Sunday, June 8, 2014

Where Does it End- Vallarie Perez

Saturday and Sunday mornings when I don't have work are typically spent having breakfast with my mother. I make a conscious effort when we do decide to have breakfast together to leave my cellphone upstairs in my room. The decision to routinely separate myself from my mobile device during this time with her has stemmed from my frustration with the fact that I can't help but notice that my family has the tendency to neglect the value of actual interactive conversation and has in turned compromised it for the consumption of social media. I am guilty of the same. It's ironic, isn't it, that social media has the power to in fact make us less social, at least in the settings that matter. Can you tell I'm annoyed? Anyway, I left my phone upstairs for breakfast as I typically do, and made sure to remind my mother that I wanted to talk to her about some things (and to leave the damn phone alone). Believe it or not, my parents are more glued to their phones than I am. I think it has something to do with the fact that they're only forty years old, thus, we're twenty years apart. Facebook is to them now what Myspace used to be to me when I was like ten. Practically a lifeline. They have Instagrams too. Anyway, I keep getting sidetracked. So, we were talking and down comes my younger brother from his room.

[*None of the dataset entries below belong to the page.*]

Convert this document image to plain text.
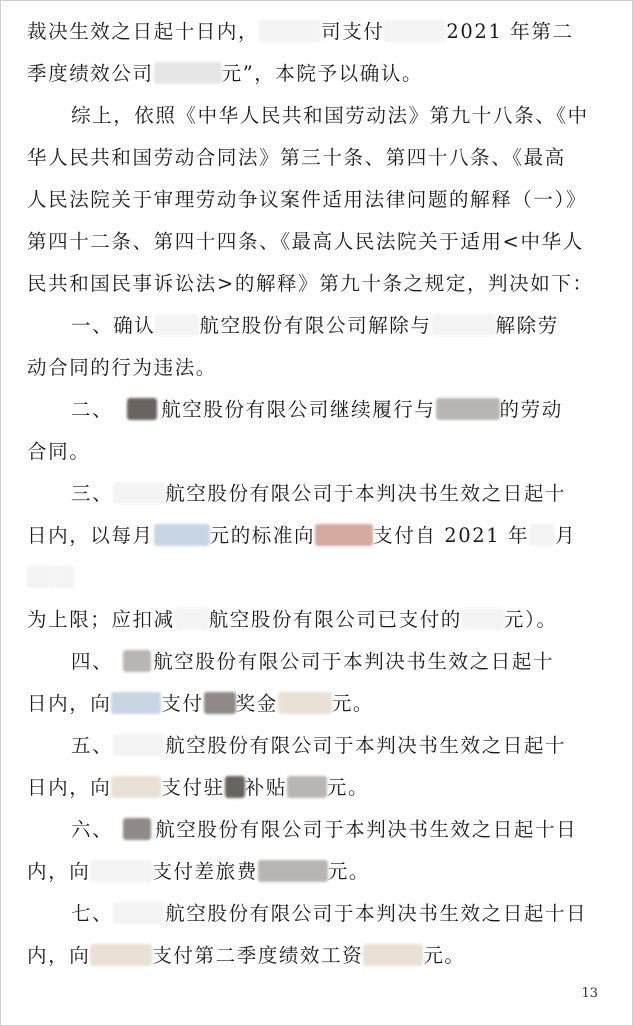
裁决生效之日起十日内，	司支付	2021 年第二
季度绩效公司	元”，本院予以确认。
综上，依照《中华人民共和国劳动法》第九十八条、《中
华人民共和国劳动合同法》第三十条、第四十八条、《最高
人民法院关于审理劳动争议案件适用法律问题的解释（一）》
第四十二条、第四十四条、《最高人民法院关于适用<中华人
民共和国民事诉讼法>的解释》第九十条之规定，判决如下：
一、确认 航空股份有限公司解除与	解除劳
动合同的行为违法。
二、 航空股份有限公司继续履行与	的劳动
合同。
三、	航空股份有限公司于本判决书生效之日起十
日内，以每月	元的标准向	支付自 2021 年 月
为上限；应扣减 航空股份有限公司已支付的 元）。
四、 航空股份有限公司于本判决书生效之日起十
日内，向	支付 奖金	元。
五、	航空股份有限公司于本判决书生效之日起十
日内，向	支付驻 补贴 元。
六、 航空股份有限公司于本判决书生效之日起十日
内，向	支付差旅费	元。
七、	航空股份有限公司于本判决书生效之日起十日
内，向	支付第二季度绩效工资	元。
13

He has his Iphone in his hand, and to my dismay, throws the phone on the counter, says, "watch this" and walks back up the stairs to his room. I was appalled. (My mother never objected to his behavior and I couldn't find the words to say anything to her either.) Immediately I thought about this class and Boyd's work on teens. Is this really what the exchange of opinion and simple parent-child interaction has come to? Does the generation behind my own really think it is acceptable to simply throw a phone or an opinion in someone's face via some sort of digital device and then walk away without presenting their own interpretations or asking questions about the way the person they presented it to reacted to it? It made me think about the way I want to raise my children, and what I hope I'll do my best to instill in them as well as prohibit them from doing.